The inaction of major opposition parties has left a huge political vacuum and the TLP is capitalising on it to expand its popular support. The opposition seems to be treading on a pragmatic political path which takes it away from building an inclusive democratic movement with a broad-based agenda of institutional reforms for democratic governance. Even if the PTI government crumbles because of its poor performance, the major opposition parties do not seem to have a tangible agenda for the future political dispensation.

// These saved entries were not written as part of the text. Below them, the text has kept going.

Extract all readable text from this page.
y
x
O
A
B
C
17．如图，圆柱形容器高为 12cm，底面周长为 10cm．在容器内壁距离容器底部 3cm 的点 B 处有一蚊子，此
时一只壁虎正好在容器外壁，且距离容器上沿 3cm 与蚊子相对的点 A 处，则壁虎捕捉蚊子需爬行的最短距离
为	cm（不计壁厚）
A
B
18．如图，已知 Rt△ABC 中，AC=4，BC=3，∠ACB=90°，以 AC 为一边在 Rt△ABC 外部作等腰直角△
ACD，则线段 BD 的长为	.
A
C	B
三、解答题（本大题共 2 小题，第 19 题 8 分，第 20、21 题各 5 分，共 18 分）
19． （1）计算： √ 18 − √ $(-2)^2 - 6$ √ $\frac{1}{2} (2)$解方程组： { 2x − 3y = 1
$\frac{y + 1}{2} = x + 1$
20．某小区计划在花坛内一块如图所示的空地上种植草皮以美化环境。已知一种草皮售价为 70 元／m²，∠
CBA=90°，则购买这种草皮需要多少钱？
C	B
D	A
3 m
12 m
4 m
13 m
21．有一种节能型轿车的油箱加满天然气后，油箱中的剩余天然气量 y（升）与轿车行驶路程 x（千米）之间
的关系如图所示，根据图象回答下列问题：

The realpolitik that has shaped the discourse and expression of our traditional mainstream political parties has taken them away from the fundamental principles and ethical precepts of a people-centric agenda of political transformation.
No one would expect these mainstream political parties to be revolutionary vanguards for the rights of the downtrodden, but they could at least have shown some guts to articulate a transformational agenda of democratic reforms in Pakistan. The opposition parties, while blaming the PTI for being anti-people in its politico-economic conduct and the TLP for being violent and anti-state, usually stop short of offering a viable political alternative to the poor of Pakistan. Those who think that the game is over for the ruling party must know that there will be chaos and civil strife if the mainstream political parties do not come forward with a transformational and people-centric political agenda.
The rise in inflation and unemployment has left youth at the mercy of extremist forces who exploit their privation to build a strong political base. The failure of mainstream opposition parties to articulate a people-centric alternate political and economic agenda has further deepened hopelessness among the people of Pakistan.
Our firebrand social media analysts and some well-established mainstream political experts may predict the endgame for the PTI quite vicariously but that is not an end in itself. If the ongoing political and economic crisis leads to the fall of the government, we must imagine a way out of this crisis. It will take a broad-based and bold reform agenda to restore the economy and strengthen democracy as the two most important steps for the long overdue journey of building a peaceful and prosperous Pakistan.
The writer is a social development and policy adviser, and a freelance columnist based in Islamabad.